Today Pakistan’s sports minister, Aijaz Jakhrani, condemned the “humiliating” affair and threatened to boycott other sporting events between the two countries. A parliamentary delegation pulled out of a visit to New Delhi as the speaker of parliament, Fehmida Mirza, spoke of a “planned conspiracy”.
Pakistani television coverage of the story was awash with outrage. Among those excluded was the flamboyant all-rounder Shahid Afridi who, paradoxically, featured prominently on IPL advertising billboards in India.
But Indian cricket officials said the Pakistan players were rejected over fears that their visas could be revoked amid continuing tensions between the two countries – cross-border exchanges of fire erupted in disputed Kashmir earlier this week – while the Indian government insisted there was no political hand in the rejection.

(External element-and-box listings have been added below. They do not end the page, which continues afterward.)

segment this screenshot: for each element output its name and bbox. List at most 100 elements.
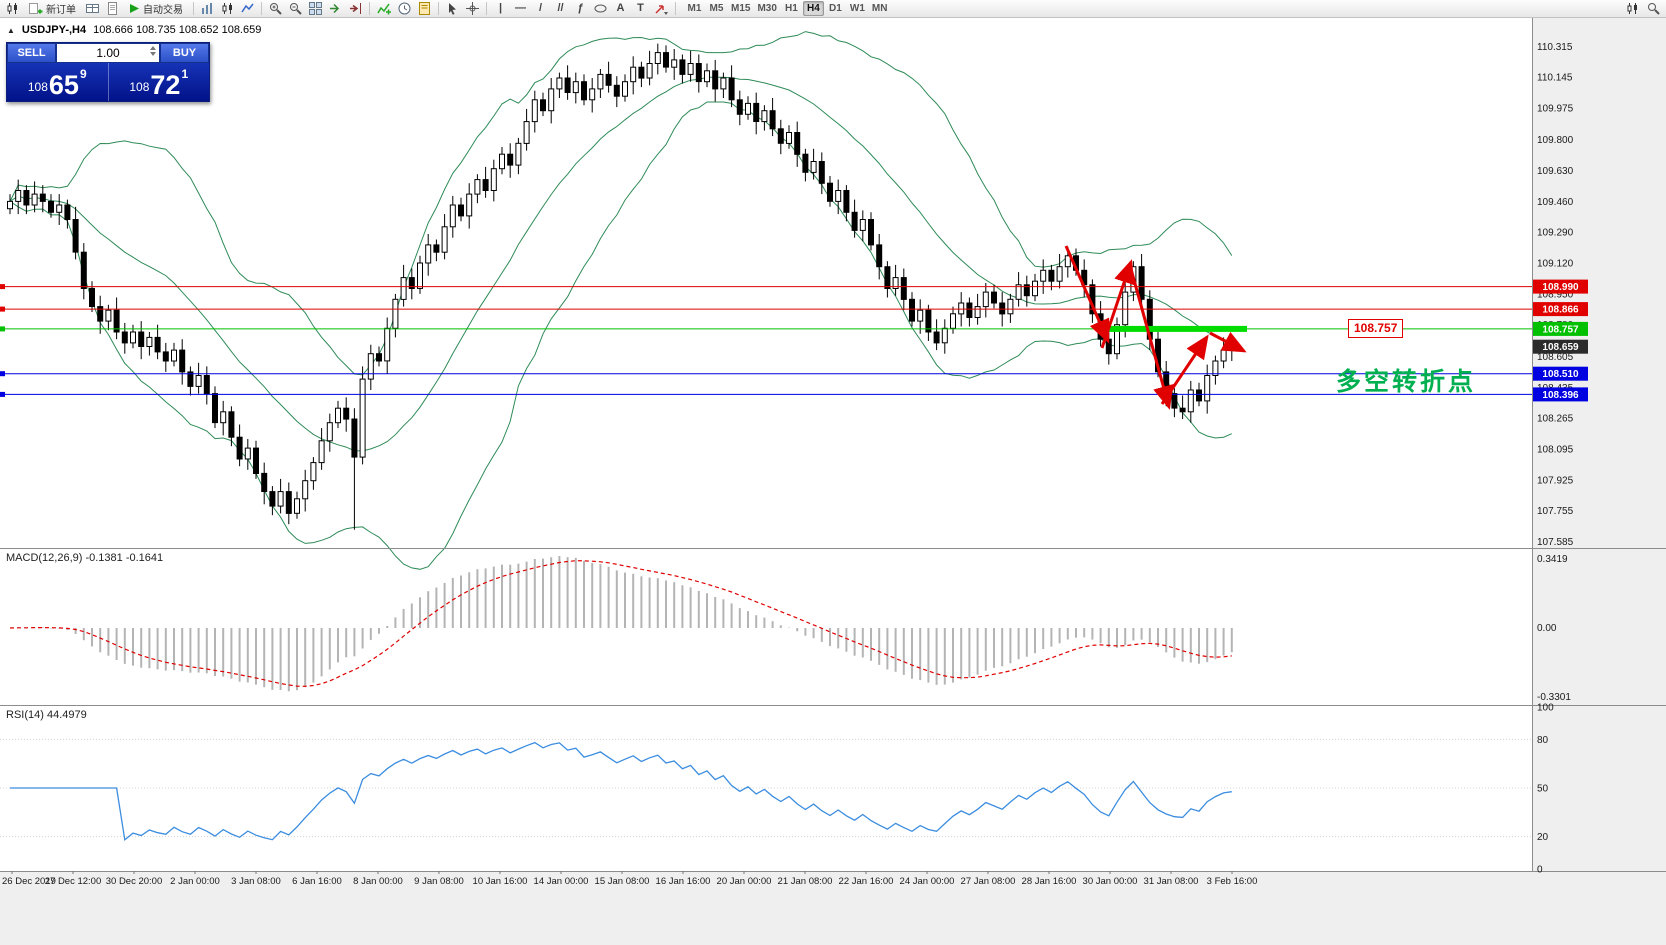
chart-shift-icon[interactable] bbox=[346, 1, 365, 17]
autotrading-button[interactable]: 自动交易 bbox=[123, 1, 189, 17]
spin-down-icon[interactable] bbox=[150, 52, 156, 56]
price-axis: 110.315 110.145 109.975 109.800 109.630 109.4… bbox=[1537, 42, 1574, 876]
svg-text:109.630: 109.630 bbox=[1537, 166, 1574, 177]
volume-spinner[interactable] bbox=[150, 46, 156, 56]
text-icon[interactable]: A bbox=[611, 1, 630, 17]
timeframe-h1-button[interactable]: H1 bbox=[785, 3, 798, 14]
trendline-icon[interactable]: / bbox=[531, 1, 550, 17]
toolbar-right-group bbox=[1623, 1, 1663, 17]
horizontal-lines-layer[interactable] bbox=[0, 284, 1532, 397]
one-click-trading-panel: SELL 1.00 BUY 108 65 9 108 72 1 bbox=[6, 42, 210, 102]
volume-input[interactable]: 1.00 bbox=[56, 43, 160, 63]
buy-price[interactable]: 108 72 1 bbox=[109, 63, 210, 101]
timeframe-w1-button[interactable]: W1 bbox=[849, 3, 865, 14]
autotrading-icon bbox=[129, 3, 140, 14]
cursor-icon[interactable] bbox=[443, 1, 462, 17]
sell-price[interactable]: 108 65 9 bbox=[7, 63, 109, 101]
toolbar-separator bbox=[261, 2, 262, 15]
equidistant-channel-icon: // bbox=[557, 2, 564, 14]
search-icon[interactable] bbox=[1644, 1, 1663, 17]
new-chart-icon[interactable] bbox=[3, 1, 22, 17]
svg-text:2 Jan 00:00: 2 Jan 00:00 bbox=[170, 876, 220, 887]
zoom-out-icon[interactable] bbox=[286, 1, 305, 17]
text-icon: A bbox=[616, 2, 625, 14]
svg-text:14 Jan 00:00: 14 Jan 00:00 bbox=[534, 876, 589, 887]
trend-arrows-layer[interactable] bbox=[1064, 245, 1247, 410]
toolbar-separator bbox=[438, 2, 439, 15]
indicators-icon bbox=[377, 2, 391, 15]
crosshair-icon[interactable] bbox=[463, 1, 482, 17]
svg-text:109.460: 109.460 bbox=[1537, 197, 1574, 208]
timeframe-d1-button[interactable]: D1 bbox=[829, 3, 842, 14]
trendline-icon: / bbox=[538, 2, 543, 14]
line-chart-icon[interactable] bbox=[238, 1, 257, 17]
zoom-in-icon[interactable] bbox=[266, 1, 285, 17]
market-watch-icon[interactable] bbox=[83, 1, 102, 17]
turning-point-note[interactable]: 多空转折点 bbox=[1336, 368, 1477, 396]
tile-windows-icon bbox=[309, 2, 322, 15]
mini-chart-icon[interactable] bbox=[1623, 1, 1642, 17]
svg-text:109.975: 109.975 bbox=[1537, 104, 1574, 115]
sell-price-prefix: 108 bbox=[27, 80, 48, 94]
svg-text:107.585: 107.585 bbox=[1537, 537, 1574, 548]
rsi-indicator-label: RSI(14) 44.4979 bbox=[6, 709, 87, 721]
text-label-icon: T bbox=[637, 2, 644, 14]
candle-chart-icon bbox=[221, 2, 234, 15]
buy-price-big: 72 bbox=[150, 69, 181, 100]
svg-text:30 Dec 20:00: 30 Dec 20:00 bbox=[106, 876, 163, 887]
svg-text:108.659: 108.659 bbox=[1542, 342, 1579, 353]
tile-windows-icon[interactable] bbox=[306, 1, 325, 17]
buy-button[interactable]: BUY bbox=[160, 43, 209, 63]
svg-text:107.925: 107.925 bbox=[1537, 475, 1574, 486]
data-window-icon[interactable] bbox=[103, 1, 122, 17]
macd-layer bbox=[9, 556, 1233, 692]
sell-button[interactable]: SELL bbox=[7, 43, 56, 63]
timeframe-m15-button[interactable]: M15 bbox=[731, 3, 751, 14]
price-flag-label[interactable]: 108.757 bbox=[1348, 319, 1404, 338]
spin-up-icon[interactable] bbox=[150, 46, 156, 50]
support-zone-segment[interactable] bbox=[1098, 325, 1247, 332]
chart-ohlc-values: 108.666 108.735 108.652 108.659 bbox=[93, 24, 262, 36]
svg-text:107.755: 107.755 bbox=[1537, 506, 1574, 517]
toolbar-separator bbox=[486, 2, 487, 15]
timeframe-group: M1 M5 M15 M30 H1 H4 D1 W1 MN bbox=[684, 1, 890, 16]
toolbar-separator bbox=[369, 2, 370, 15]
new-order-button[interactable]: 新订单 bbox=[23, 1, 82, 17]
timeframe-m30-button[interactable]: M30 bbox=[757, 3, 777, 14]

“The government has nothing to do with the IPL,” said the Indian foreign minister, SM Krishna. His ministry issued a statement urging Pakistan to “introspect on the reasons which have put a strain on relations between India and Pakistan”.
Pakistani analysts agreed the players may have fallen foul of a combination of bad politics and cold financial logic. “It’s a hard business decision,” said Osman Samiuddin of cricinfo.com. “The clubs were worried the Pakistani players might get visas this year but not the next. If that happens they lose their investment.”
What is not clear is why the Pakistanis were allowed to proceed to auction: according to some Indian reports it had been clear for several days that the IPL would shun them.
The former Pakistan Test player Aftab Gul said he was sure “some level” of pressure had been exerted on Indian clubs. But he said the principal fault laid with the Pakistan Cricket Board, which has come in for frequent criticism over its management of the game. “It’s all very easy to blame Indians. When there’s no rain, sugar or wheat, they are the bogeyman. But I’d like to take stock of what’s happening in Pakistan. Our cricket is in tatters,” he said.
Cricket has long been hostage to diplomatic relations between the two countries. International fixtures have been suspended, sometimes for decades, due to outbreaks of war in 1965, 1971 and 1999.
But cricket has also been used as an icebreaker. In 2005, the then president Pervez Musharraf took advantage of a fixture in New Delhi to advance peace talks with his Indian counterpart, Manmohan Singh, in an episode that became dubbed “cricket diplomacy”.
Now, though, relations are at a low again. The November 2008 Mumbai terrorist attacks, which caused India to cancel a planned tour of Pakistan one year ago. As seen in the latest row, what happens in south Asian politics inevitably spills on to the cricket pitch.